Oklahoma City History
Oklahoma City was settled on April 22, 1889, when the area known as the "unassigned lands" was opened for settlement in "The Oklahoma Land Run". Some 10,000 homesteaders settled what is now downtown Oklahoma City, and created a tent city in a single day. Within 10 years the population had doubled in what became a permanent settlement and the future state capital of Oklahoma.
By the time Oklahoma was admitted to the Union in 1907, Oklahoma City had surpassed Guthrie, the territorial capital, as the population center and commercial hub of the new state. Soon after, the capital was moved from Guthrie to Oklahoma City. Oklahoma City was a major stop on Route 66 during the early part of the 20th century and was prominently mentioned in Bobby Troup's 1946 jazz classic, "(Get Your Kicks on) Route 66," later made famous by Nat King Cole.

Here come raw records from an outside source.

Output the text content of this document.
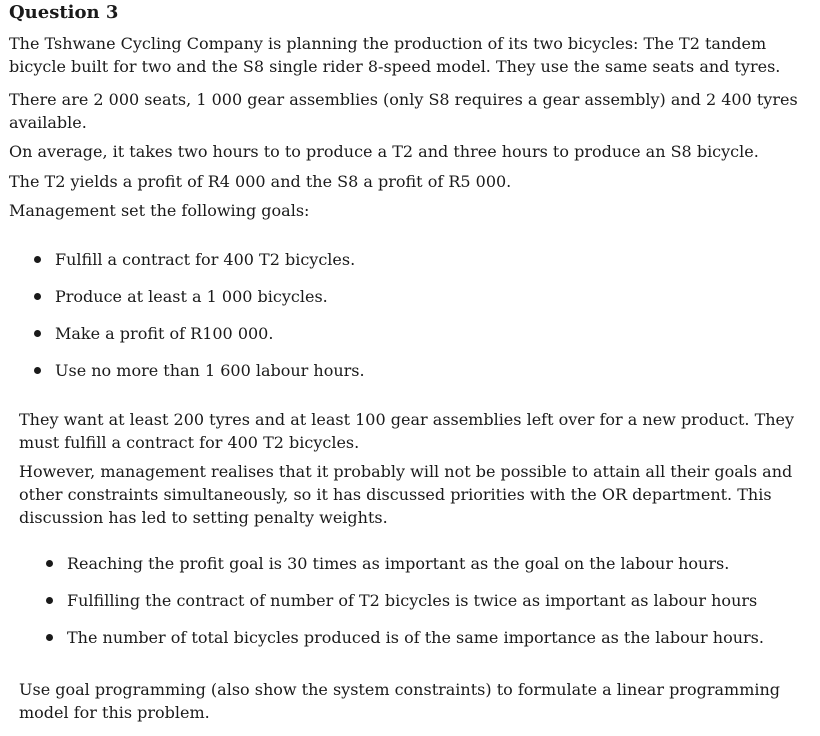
Question 3

The Tshwane Cycling Company is planning the production of its two bicycles: The T2 tandem bicycle built for two and the S8 single rider 8-speed model. They use the same seats and tyres.

There are 2 000 seats, 1 000 gear assemblies (only S8 requires a gear assembly) and 2 400 tyres available.

On average, it takes two hours to to produce a T2 and three hours to produce an S8 bicycle.

The T2 yields a profit of R4 000 and the S8 a profit of R5 000.

Management set the following goals:

Fulfill a contract for 400 T2 bicycles.
Produce at least a 1 000 bicycles.
Make a profit of R100 000.
Use no more than 1 600 labour hours.

They want at least 200 tyres and at least 100 gear assemblies left over for a new product. They must fulfill a contract for 400 T2 bicycles.

However, management realises that it probably will not be possible to attain all their goals and other constraints simultaneously, so it has discussed priorities with the OR department. This discussion has led to setting penalty weights.

Reaching the profit goal is 30 times as important as the goal on the labour hours.
Fulfilling the contract of number of T2 bicycles is twice as important as labour hours
The number of total bicycles produced is of the same importance as the labour hours.

Use goal programming (also show the system constraints) to formulate a linear programming model for this problem.
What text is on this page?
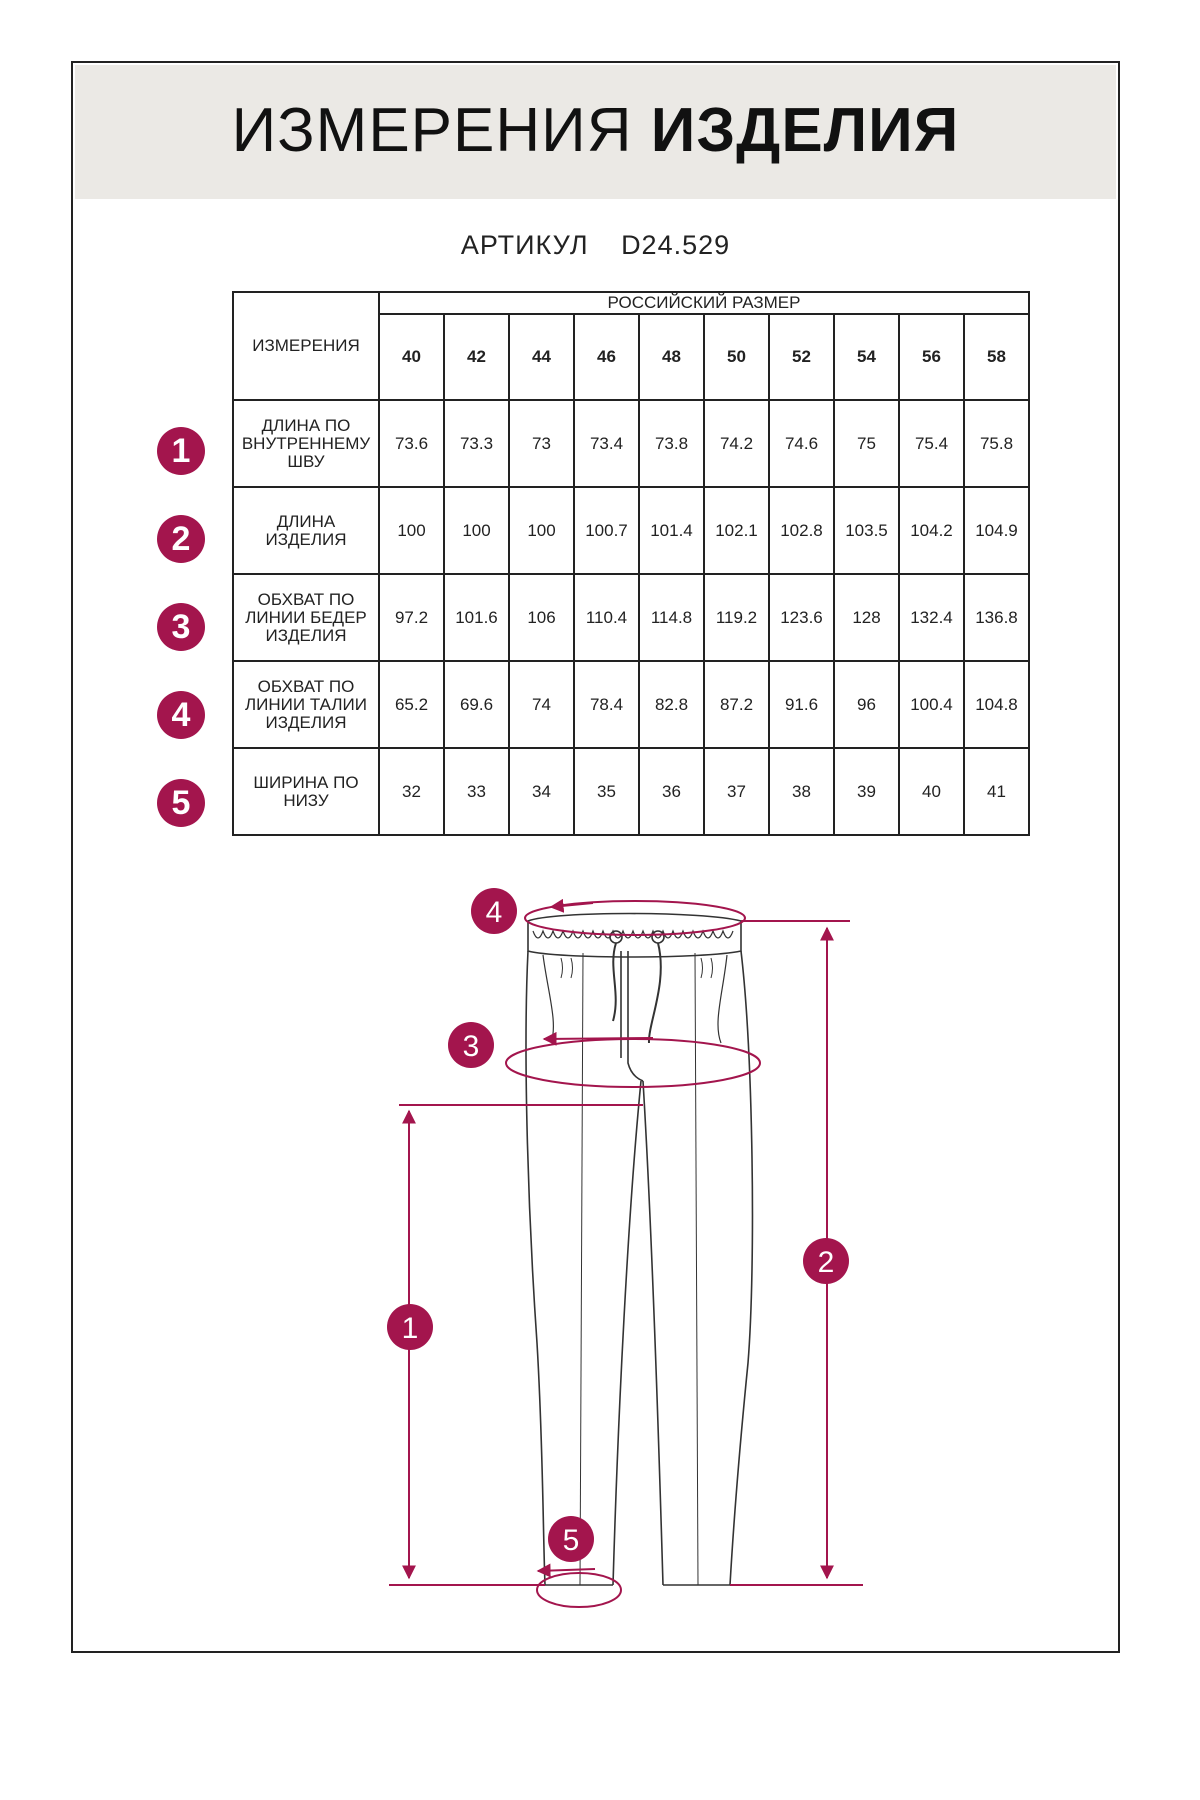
ИЗМЕРЕНИЯ ИЗДЕЛИЯ
АРТИКУЛ D24.529
ИЗМЕРЕНИЯ	РОССИЙСКИЙ РАЗМЕР									
	40	42	44	46	48	50	52	54	56	58
ДЛИНА ПО ВНУТРЕННЕМУ ШВУ	73.6	73.3	73	73.4	73.8	74.2	74.6	75	75.4	75.8
ДЛИНА ИЗДЕЛИЯ	100	100	100	100.7	101.4	102.1	102.8	103.5	104.2	104.9
ОБХВАТ ПО ЛИНИИ БЕДЕР ИЗДЕЛИЯ	97.2	101.6	106	110.4	114.8	119.2	123.6	128	132.4	136.8
ОБХВАТ ПО ЛИНИИ ТАЛИИ ИЗДЕЛИЯ	65.2	69.6	74	78.4	82.8	87.2	91.6	96	100.4	104.8
ШИРИНА ПО НИЗУ	32	33	34	35	36	37	38	39	40	41
1
2
3
4
5
4
3
1
2
5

Before World War II, Oklahoma City developed major stockyards and, with the discovery of oil within the city limits (including under the State Capitol), it became a center of oil production. Post-war growth accompanied Oklahoma City's location as a major interchange on the Interstate Highway System, with the convergence of I-35, I-40 and I-44 in the city. It was also aided by federal development of Tinker Air Force Base.
As with many other American cities, center city population declined in the 1970s and 80s as families moved to newer housing in nearby suburbs. Urban Renewal projects in the 1970s removed many older historic structures but failed to spark much additional development. A notable exception was the construction of the Myriad Gardens and Crystal Bridge, a botanical garden and modernistic conservatory in the heart of the city.
In 1993, the city passed a massive redevelopment package known as the Metropolitan Area Projects (MAPS), which aimed to rebuild the city's core. The city added a new baseball park; central library; renovations to the civic center, convention center and fairgrounds; and a canal to the Bricktown entertainment district. MAPS has become one of the most aggressive and successful public-private partnerships ever undertaken in the U.S. exceeding $3 billion. As a result of MAPS downtown housing has skyrocketed as well as increased demand for residential amenities, such as grocery and other retail stores.
Since the MAPS projects' completion, the downtown area has seen continued development. Several of the downtown buildings are undergoing renovation/restoration projects. Notable among these was the restoration of the Skirvin Hotel in 2007. The famed First National Center is also currently being renovated.
The "Core-to-Shore" project was created to relocate I-40 one mile (1.6 km) south and replace it with a boulevard that will create an entrance to the city. This allows the central portion of the city to expand south toward the Oklahoma River, thus connecting the core of the city to the shore of the Oklahoma River.
Residents of Oklahoma City suffered substantial losses on April 19, 1995 when Timothy McVeigh set off a bomb in front of the Murrah building. The building was destroyed, more than 100 nearby buildings suffered severe damage, and 168 people were killed.
Local residents rallied together in an effort to contribute however they could, with the attack serving to unite the city as it began a new era of revival. The site is now home to the Oklahoma City National Memorial and Museum. Since its opening in 2000, over 3 million people have visited. Every year on April 19, survivors, friends and family return to the memorial to read the names of every victim lost.